Transplantant les trois principes du fédéralisme sus évoqués dans le contexte de la RDC, nous pouvons au premier coup d’œil voir que le chemin au fédéralisme est déjà balisé par le constitutionnaliste de 2006 à travers la décentralisation. En ce qui concerne le principe de la séparation, il existe déjà un gouvernement central (assimilé au gouvernement fédéral) et des gouvernements provinciaux (apparentés aux gouvernements des États fédérés). Le principe de l’autonomie, c’est le bien-fondé de cette réflexion, c’est à ce niveau que le développement des provinces coince parce que le pouvoir central n’accorde aucune autonomie aux provinces.

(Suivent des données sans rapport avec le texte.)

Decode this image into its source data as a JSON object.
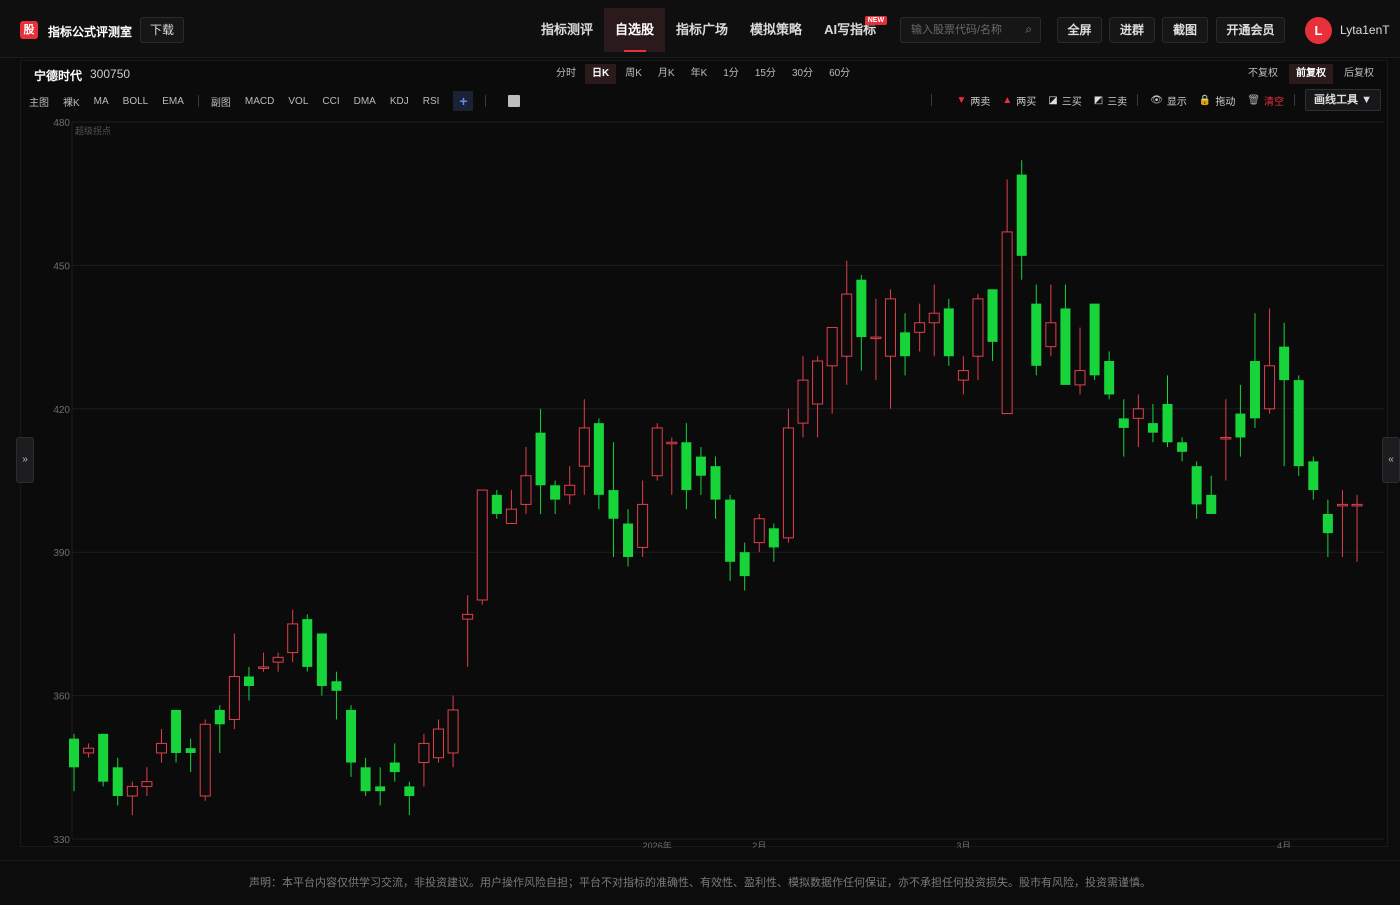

Qu’elle soit politique, administrative ou financière, le pouvoir central influe toujours.
Avec la transformation des provinces en des États fédérés, nous estimons que le gouvernement fédéral agira à la limite de ses pouvoirs constitutionnels et interféra le moins possible dans l’administration de ces entités. En ce qui concerne le principe de la participation, c’est une occasion de donner enfin un travail à la chambre haute du parlement qualifiée par d’aucuns de budgétivore et de double emploi. C’est dans cette chambre ou seront prises les décisions qui concernent tous les États fédérés.

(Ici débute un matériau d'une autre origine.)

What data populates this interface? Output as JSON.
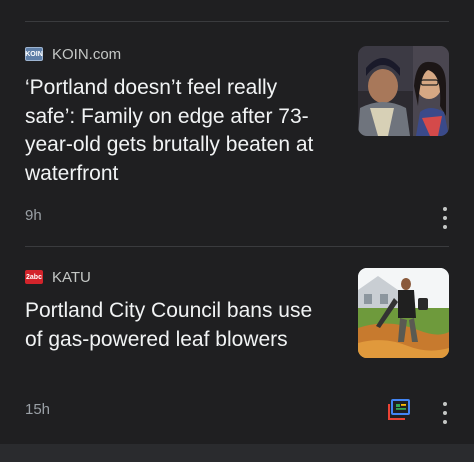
{
  "articles": [
    {
      "source": "KOIN.com",
      "source_logo": "koin-logo",
      "headline": "‘Portland doesn’t feel really safe’: Family on edge after 73-year-old gets brutally beaten at waterfront",
      "time": "9h",
      "thumbnail": "two-people-photo"
    },
    {
      "source": "KATU",
      "source_logo": "katu-2-abc-logo",
      "headline": "Portland City Council bans use of gas-powered leaf blowers",
      "time": "15h",
      "thumbnail": "man-with-leaf-blower-photo"
    }
  ],
  "logos": {
    "koin_text": "KOIN",
    "katu_text": "2abc"
  },
  "colors": {
    "background": "#1f1f21",
    "katu_red": "#d3242b",
    "koin_blue": "#5f7fa8"
  }
}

La carte administrative de la RDC (Photo du logcluster.org) |
En vertu des analyses ci-avant nous pouvons dire qu’en République Démocratique du Congo, la
création des États Fédérés est opportune d’une part et inopportune dans l’autre sens. Opportune en ce que tous les principes fondamentaux du fédéralisme sont sensés être d’application à quelques différences près dans la décentralisation. A ce niveau ce qui bloquerais c’est le changement du régime du pays qui implique la révision de la constitution et l’organisation d’un referendum. L’inopportunité de cette initiative tire son origine dans l’historique de la RDC, le fédéralisme a été réclamé plusieurs fois, mais chaque fois cela a échoué, car le peuple ne trouvait pas son compte dedans. C’était devenu une affaire des politiciens pour s’enrichir seulement. Les anecdotes qui suivent sont éloquent:
- CHOMBE a fait sécession du Katanga pour avoir le cuivre en créant un État autonome,
- KALONDJI l’a fait au Sud-Kasaï, pour avoir le monopole du diamant,
- Le cas du Bas-Congo, c’était pour mettre la main sur la porte d’entrée et de sortie du Congo, qui est Matadi,
- les Rwandophones sont en train de l’essayer pour mettre la main sur les richesses du Kivu et annexer cette partie au Rwanda,
- En Ituri, ils l’ont essayé à Bunia et à Aru, pour que l’Ouganda annexe l’Ituri et que les rebelles congolais exploitent le pétrole du Lac Albert et l’or de l’Ituri paisiblement.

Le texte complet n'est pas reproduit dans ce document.